Fuzz Club London Weekender, London Fields Brewery
Multi-national psych fiends rip up a storm
Monday, 16 November 2015
Some rock’n’roll gigs are built upon the lead singer’s ego, others on the lunacy of the band’s drummer. The inaugural Fuzz Club London Weekender was unashamedly built upon guitars and effects pedals. Wailing feedback, screaming guitars and thunderous drumming bound together with spaced-out jamming and psychedelic projections were very much the order of the two days: a crowd spanning two or three generations of space cadets and acid-heads of varying beard-lengths, got their rocks off to a collection of bands from around the world who may have had one foot in the past but were very much taking things to pastures new.
Setting up stall at the London Fields Brewery, with its two smallish venues and bars doling out craft beers, there was no danger of big business muscling-in, or of the over-priced rancid burgers that have become part of the landscape of British festivals, which suited everyone.
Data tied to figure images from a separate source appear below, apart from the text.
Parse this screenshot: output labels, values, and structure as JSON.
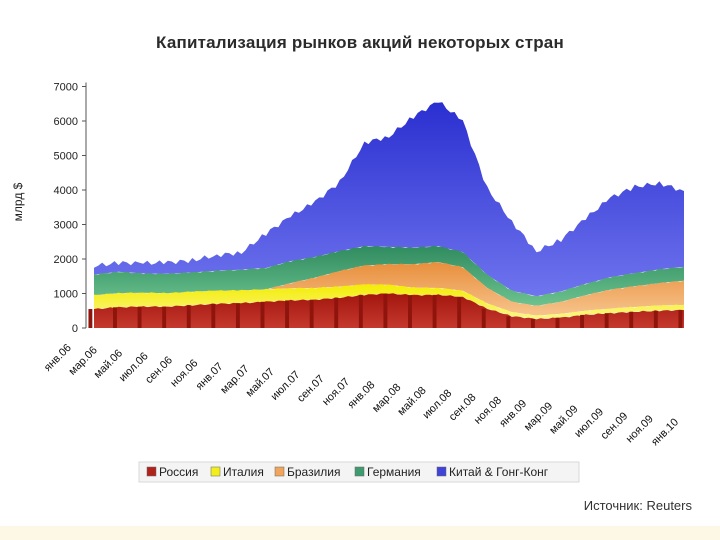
{
  "chart_data": {
    "type": "area",
    "title": "Капитализация рынков акций некоторых стран",
    "ylabel": "млрд $",
    "xlabel": "",
    "ylim": [
      0,
      7000
    ],
    "yticks": [
      "0",
      "1000",
      "2000",
      "3000",
      "4000",
      "5000",
      "6000",
      "7000"
    ],
    "x_tick_labels": [
      "янв.06",
      "мар.06",
      "май.06",
      "июл.06",
      "сен.06",
      "ноя.06",
      "янв.07",
      "мар.07",
      "май.07",
      "июл.07",
      "сен.07",
      "ноя.07",
      "янв.08",
      "мар.08",
      "май.08",
      "июл.08",
      "сен.08",
      "ноя.08",
      "янв.09",
      "мар.09",
      "май.09",
      "июл.09",
      "сен.09",
      "ноя.09",
      "янв.10"
    ],
    "stacked": true,
    "grid": false,
    "legend_position": "bottom",
    "series": [
      {
        "name": "Россия",
        "color": "#b0231a",
        "values": [
          550,
          600,
          620,
          620,
          660,
          700,
          720,
          760,
          800,
          820,
          880,
          960,
          1000,
          950,
          960,
          900,
          560,
          340,
          260,
          300,
          380,
          430,
          470,
          500,
          520
        ]
      },
      {
        "name": "Италия",
        "color": "#f2ee1c",
        "values": [
          400,
          410,
          400,
          390,
          390,
          380,
          370,
          360,
          350,
          340,
          320,
          300,
          250,
          220,
          200,
          180,
          150,
          120,
          100,
          110,
          120,
          130,
          140,
          150,
          150
        ]
      },
      {
        "name": "Бразилия",
        "color": "#f0a55a",
        "values": [
          0,
          0,
          0,
          0,
          0,
          0,
          0,
          0,
          150,
          300,
          450,
          550,
          600,
          680,
          750,
          680,
          450,
          300,
          280,
          350,
          450,
          550,
          600,
          650,
          700
        ]
      },
      {
        "name": "Германия",
        "color": "#3f9a6e",
        "values": [
          600,
          620,
          560,
          560,
          560,
          580,
          600,
          620,
          640,
          600,
          580,
          560,
          500,
          480,
          460,
          440,
          380,
          320,
          280,
          300,
          330,
          360,
          380,
          400,
          400
        ]
      },
      {
        "name": "Китай & Гонг-Конг",
        "color": "#3f43d8",
        "values": [
          250,
          260,
          300,
          330,
          350,
          450,
          500,
          1000,
          1300,
          1600,
          2000,
          3000,
          3200,
          3800,
          4200,
          3800,
          2500,
          2000,
          1300,
          1500,
          1900,
          2300,
          2500,
          2500,
          2200
        ]
      }
    ]
  },
  "source": "Источник: Reuters"
}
Musically things may have taken their lead from psychedelia but they weren’t all reminiscent of London 1967. The first night of the proceedings had local duo KVB blasting the audience with distorted shoegaze-guitars and hypnotic drum-machine grooves, the Terminal Cheesecake-esque Telescopes and the motorik-flavoured Camera just for starters.
The Myrrors in particular laid down some mellow ambient drone soundscapes
The Telescopes particularly lit the night up with a five-guitar assault and as many band members thrashing around in the lively audience as on the stage. They may have looked somewhat like Pavement with Dave Grohl on drums, but the band laid down sheets of fried guitar and a thumping beat that had plenty up on their feet and losing themselves in the groove. The spectacular highlight of Friday evening, however, was Portuguese space-cases 10.000 Russos. Wave after wave of psychedelic drone music was unleashed which had their guitarist “playing” his effects boxes as much as his guitar, while the deep groove drove some in the crowd into a berserker-like frenzy which culminated in cymbals, tambourines and other percussion instruments being passed around and beaten into submission to spectacular takes on the likes of “Karl Burns” and “Stakhanovets” from their self-titled masterpiece from earlier this year. Eventually the band members were pulled from the stage amid much hugging and big smiles – and screaming ear drums. It was a fine end to a wild evening.
The bands proved to be just as eclectic on Saturday with the Spacemen 3-ish Orange Revival, the magnificent Lola Colt and the oceanic Myrrors leading the way. The Myrrors in particular laid down some mellow ambient drone soundscapes that offered an opportunity to chill out among the apocalyptic brain-frying roar. There was again plenty of dancing to be done though, and the Cult of Dom Keller were in the right place at the right time. Melodic fuzz, heavily distorted vocals and an insistent groove again had a good chunk of the crowd bopping along throughout their set. It was Radar Men from the Moon, however, that brought things to a final ending with a hot and sweaty show of loud and driving acid rock with Joy Division-like tinges. It again had some in the crowd dancing with wild abandon and the condensation was pouring down the walls of the venue when the house lights came up.
Disappointingly, the much-anticipated Sonic Jesus had to pull their appearance from the Fuzz Club Weekender due to injury. But on the strength of the audience reaction to their fellow sonic adventurers, they can be sure of a warm reception when they do turn up in the UK.